In the early 1960s, the two women traveled US Highway 1 from Florida to Maine. Abbott shot pictures of small town and automobile related architecture. This project resulted in more than 2,500 photographs. The project brought an important record of a way of life now mostly erased. McCausland contributed the captions for the books: Changing New York (1939) and Greenwich Village Today And Yesterday (1949).
Not only was Abbott a world-class, distinctive photographer, but was also an inventor and innovator. She developed the “distortion easel”, which created unusual effects on images developed in a darkroom, and she came up with the telescopic lighting pole, known today by photographers as an “autopole,” to which lights can be attached at any level. Both devices are still widely used today.
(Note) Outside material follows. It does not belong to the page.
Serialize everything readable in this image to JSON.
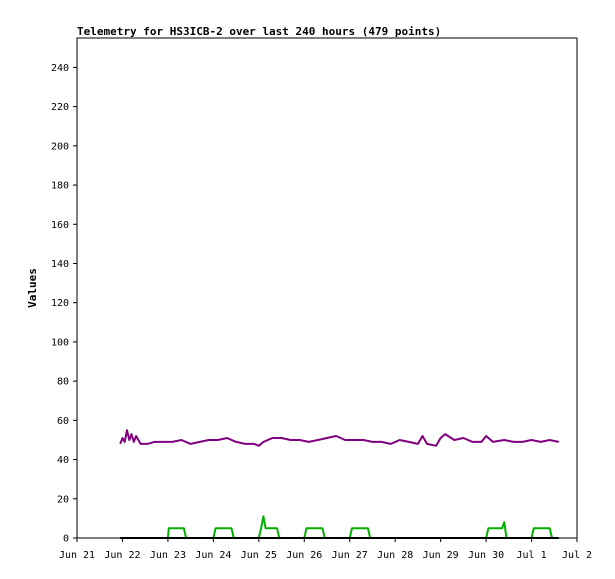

Shortly after McCausland left this world, Abbott underwent lung surgery. She was told by her doctors that she had to leave NYC because of the air pollution. She purchased a rundown house in rural Maine and she lived there until she made her exit from this incarnation in 1991.
Abbott had continued to produce photographs after the move to Maine. Her last book, A Portrait Of Maine, published in 1968, was a bestseller. Her books continue to be published.
Abbott’s photography was straight, even if she wasn’t. I admire her unadorned, unmanipulated style. Always with a camera, she always put her art before her personal life. She never acknowledged her relationship with McCausland in interviews or in her own writing. She left an important history of a fascinating era, done in her a distinctive American style. Abbott seems to me to have been a real feminist hero also, stating:
“The world doesn’t like independent women, why, I don’t know, but I don’t care.”
Abbott had a long life filled with creative endeavors of the highest achievements, making a living from her work. She remained true to her art. Her philosophy was simple, like her pictures:
“Photography can never grow up if it imitates some other medium. It has to walk alone; it has to be itself.”
Like her photography, she often walked alone, but at the end of that walk, her life was a triumph.